L'Inconnue dans la littérature française

Jules Supervielle publie en 1929 « L'Inconnue de la Seine » (repris en 1931 dans L'Enfant de la haute mer), un conte où une jeune femme noyée dans la Seine dérive jusqu'au fond de l'océan où elle doit apprendre à vivre avec les autres noyés.
L'écrivain Maurice Blanchot, qui possède l'un des masques, décrit l'inconnue comme « une adolescente aux yeux clos, mais vivante par un sourire si délié, si fortuné, […] qu'on eût pu croire qu'elle s'était noyée dans un instant d'extrême bonheur. »

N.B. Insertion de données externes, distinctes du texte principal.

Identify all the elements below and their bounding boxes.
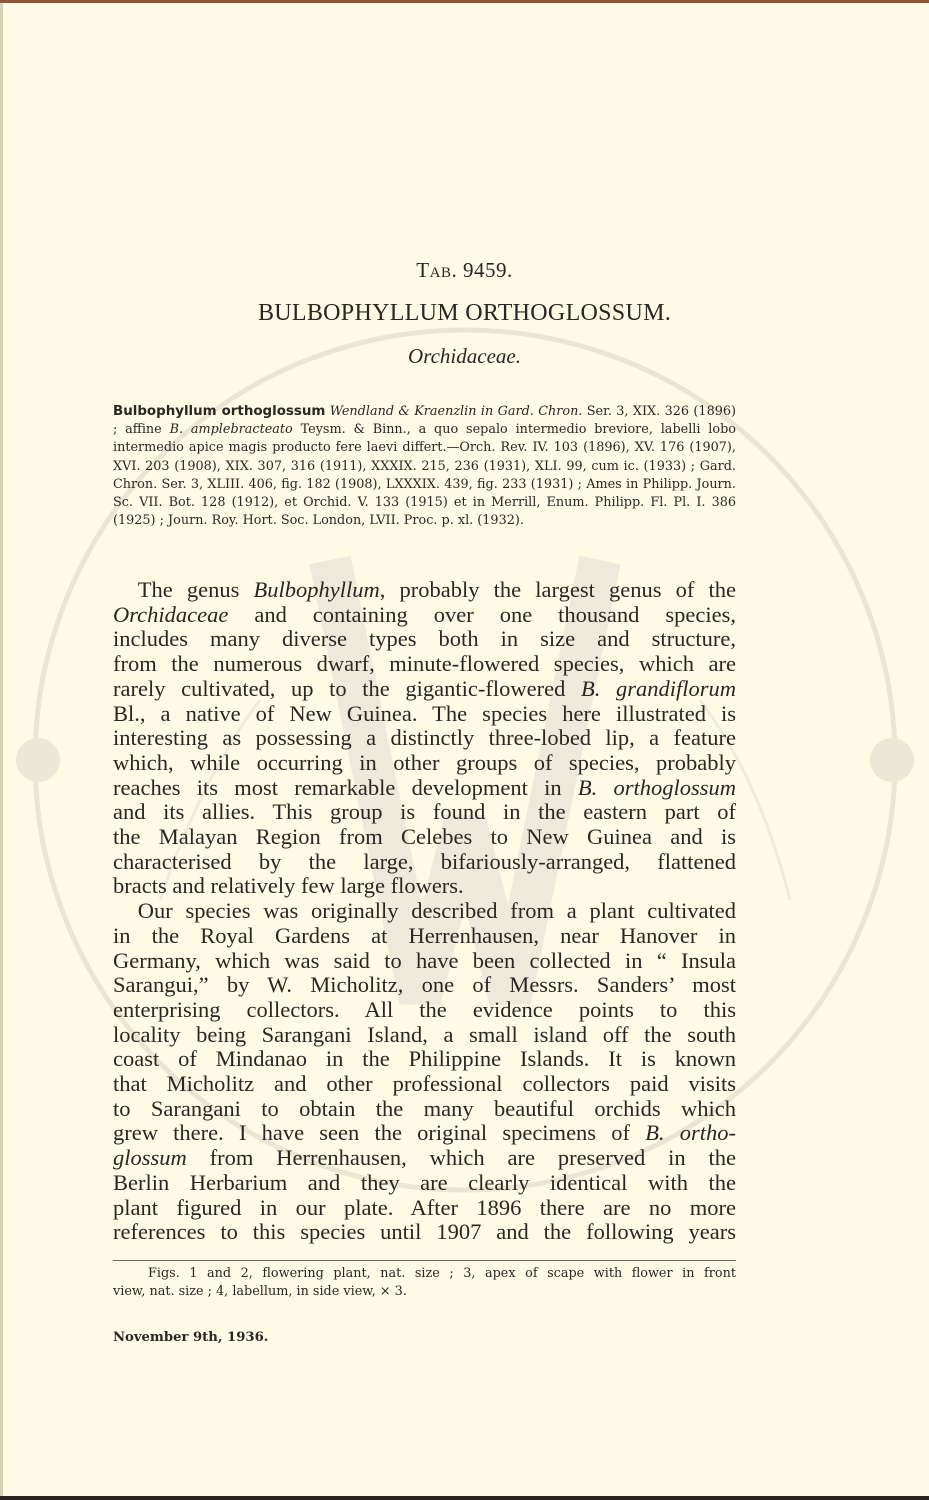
body-text-run: locality being Sarangani Island, a small… — [113, 1022, 736, 1047]
body-text-run: that Micholitz and other professional co… — [113, 1071, 736, 1096]
figure-caption: Figs. 1 and 2, flowering plant, nat. siz… — [113, 1265, 736, 1301]
synonymy-affine-species: B. amplebracteato — [170, 422, 293, 437]
body-text-run: in the Royal Gardens at Herrenhausen, ne… — [113, 923, 736, 948]
body-line: includes many diverse types both in size… — [113, 627, 736, 652]
body-line: Our species was originally described fro… — [113, 899, 736, 924]
body-text-run: bracts and relatively few large flowers. — [113, 873, 464, 898]
body-line: interesting as possessing a distinctly t… — [113, 726, 736, 751]
body-text-run: reaches its most remarkable development … — [113, 775, 578, 800]
body-text-run: the Malayan Region from Celebes to New G… — [113, 824, 736, 849]
body-line: Orchidaceae and containing over one thou… — [113, 603, 736, 628]
body-line: plant figured in our plate. After 1896 t… — [113, 1196, 736, 1221]
body-line: The genus Bulbophyllum, probably the lar… — [113, 578, 736, 603]
synonymy-lead: Bulbophyllum orthoglossum — [113, 404, 325, 419]
body-text-run: Berlin Herbarium and they are clearly id… — [113, 1170, 736, 1195]
body-line: Sarangui,” by W. Micholitz, one of Messr… — [113, 973, 736, 998]
body-line: the Malayan Region from Celebes to New G… — [113, 825, 736, 850]
body-text-run: and its allies. This group is found in t… — [113, 799, 736, 824]
synonymy-paragraph: Bulbophyllum orthoglossum Wendland & Kra… — [113, 403, 736, 530]
italic-taxon: B. orthoglossum — [578, 775, 736, 800]
body-text-run: from Herrenhausen, which are preserved i… — [187, 1145, 736, 1170]
body-text-run: The genus — [138, 577, 254, 602]
body-text-run: rarely cultivated, up to the gigantic-fl… — [113, 676, 581, 701]
body-text-run: coast of Mindanao in the Philippine Isla… — [113, 1046, 736, 1071]
body-line: Bl., a native of New Guinea. The species… — [113, 702, 736, 727]
plate-number-value: 9459. — [463, 258, 513, 282]
body-text-run: which, while occurring in other groups o… — [113, 750, 736, 775]
scan-bottom-edge — [0, 1496, 929, 1500]
body-line: rarely cultivated, up to the gigantic-fl… — [113, 677, 736, 702]
body-text-run: Our species was originally described fro… — [138, 898, 736, 923]
body-text-run: Sarangui,” by W. Micholitz, one of Messr… — [113, 972, 736, 997]
body-line: and its allies. This group is found in t… — [113, 800, 736, 825]
synonymy-authors: Wendland & Kraenzlin in Gard. Chron. — [330, 404, 583, 419]
body-text-run: includes many diverse types both in size… — [113, 626, 736, 651]
footnote-rule — [113, 1260, 736, 1261]
species-title: BULBOPHYLLUM ORTHOGLOSSUM. — [0, 300, 929, 327]
body-line: to Sarangani to obtain the many beautifu… — [113, 1097, 736, 1122]
italic-taxon: B. ortho- — [645, 1120, 736, 1145]
figure-caption-line: view, nat. size ; 4, labellum, in side v… — [113, 1283, 736, 1301]
body-text-run: grew there. I have seen the original spe… — [113, 1120, 645, 1145]
body-text-run: Bl., a native of New Guinea. The species… — [113, 701, 736, 726]
italic-taxon: Orchidaceae — [113, 602, 228, 627]
body-line: grew there. I have seen the original spe… — [113, 1121, 736, 1146]
body-line: coast of Mindanao in the Philippine Isla… — [113, 1047, 736, 1072]
body-line: bracts and relatively few large flowers. — [113, 874, 736, 899]
plate-prefix: Tab. — [416, 258, 457, 282]
body-line: in the Royal Gardens at Herrenhausen, ne… — [113, 924, 736, 949]
body-text-run: and containing over one thousand species… — [228, 602, 736, 627]
body-text-run: plant figured in our plate. After 1896 t… — [113, 1195, 736, 1220]
body-line: Germany, which was said to have been col… — [113, 949, 736, 974]
body-text-run: enterprising collectors. All the evidenc… — [113, 997, 736, 1022]
scan-left-edge — [0, 0, 3, 1500]
body-line: which, while occurring in other groups o… — [113, 751, 736, 776]
body-text-run: characterised by the large, bifariously-… — [113, 849, 736, 874]
synonymy-text-rest: Teysm. & Binn., a quo sepalo intermedio … — [113, 422, 736, 528]
italic-taxon: Bulbophyllum — [254, 577, 380, 602]
body-line: reaches its most remarkable development … — [113, 776, 736, 801]
plate-number: Tab. 9459. — [0, 258, 929, 283]
body-line: enterprising collectors. All the evidenc… — [113, 998, 736, 1023]
body-text-run: references to this species until 1907 an… — [113, 1219, 736, 1244]
family-name: Orchidaceae. — [0, 344, 929, 369]
body-line: that Micholitz and other professional co… — [113, 1072, 736, 1097]
body-line: from the numerous dwarf, minute-flowered… — [113, 652, 736, 677]
body-text: The genus Bulbophyllum, probably the lar… — [113, 578, 736, 1245]
body-line: characterised by the large, bifariously-… — [113, 850, 736, 875]
body-line: glossum from Herrenhausen, which are pre… — [113, 1146, 736, 1171]
figure-caption-line: Figs. 1 and 2, flowering plant, nat. siz… — [113, 1265, 736, 1283]
italic-taxon: B. grandiflorum — [581, 676, 736, 701]
body-text-run: from the numerous dwarf, minute-flowered… — [113, 651, 736, 676]
body-text-run: Germany, which was said to have been col… — [113, 948, 736, 973]
italic-taxon: glossum — [113, 1145, 187, 1170]
body-text-run: to Sarangani to obtain the many beautifu… — [113, 1096, 736, 1121]
body-text-run: , probably the largest genus of the — [380, 577, 736, 602]
body-line: references to this species until 1907 an… — [113, 1220, 736, 1245]
scan-top-edge — [0, 0, 929, 3]
body-line: Berlin Herbarium and they are clearly id… — [113, 1171, 736, 1196]
publication-date: November 9th, 1936. — [113, 1330, 268, 1345]
body-text-run: interesting as possessing a distinctly t… — [113, 725, 736, 750]
body-line: locality being Sarangani Island, a small… — [113, 1023, 736, 1048]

L'édition originale de la pièce de Louis-Ferdinand Céline, L'Église, parue en 1933 chez Denoël et Steele (troisième volume de la collection « Loin des foules »), comporte un frontispice photographique (d'après une photographie de Amsler & Ruthardt) du masque mortuaire de l'Inconnue de la Seine. Dans un commentaire sur cette œuvre Aragon qualifie celle-ci de « Joconde du suicide »4.
Dans le roman Aurélien de Louis Aragon paru en 1944, l'inconnue joue un rôle important : Aurélien possède chez lui le masque de l'inconnue, qu'il confondra avec le visage de Bérénice, la femme dont il tombe amoureux ; femme qui plus tard lui fera cadeau d'un autre masque, réalisé à partir de son propre visage.
En 1945, Marius Grout, lauréat du prix Goncourt 1943, publie les Poèmes à l'inconnue aux éditions du Seuil, cycle poétique inspiré par l'Inconnue (l'ouvrage contient deux illustrations hors texte, la première reproduisant une photographie du masque).
Dans son roman Le Nom de l'inconnue (éd. Deforges, 1988, réédité chez Gallimard sous le titre L'Inconnue de la Seine en 2012), Didier Blonde raconte sous forme d'une enquête policière les recherches que mène Simon, un libraire, à travers Paris, les rues, les livres et les archives, qui le conduisent du canal de l'Ourcq à la Bibliothèque nationale, en passant par l'Institut médico-légal de Paris, sur les traces de la jeune noyée dans l'espoir de lui rendre son nom et de retrouver, peut-être, un amour perdu.
Deux poèmes de Stanislas Rodanski, parus dans le recueil posthume Je suis parfois cet homme (éd. Gallimard, 2013), évoquent, dès leur incipit, l'inconnue de la Seine : « L'inconnue de la Seine en souriant est passée… » (p. 129), et le poème Héroïne (p. 137) qui commence ainsi : « Demeure Inconnue de la Seine / Étrangère à la pluie nomade / En souvenir de mon absence ».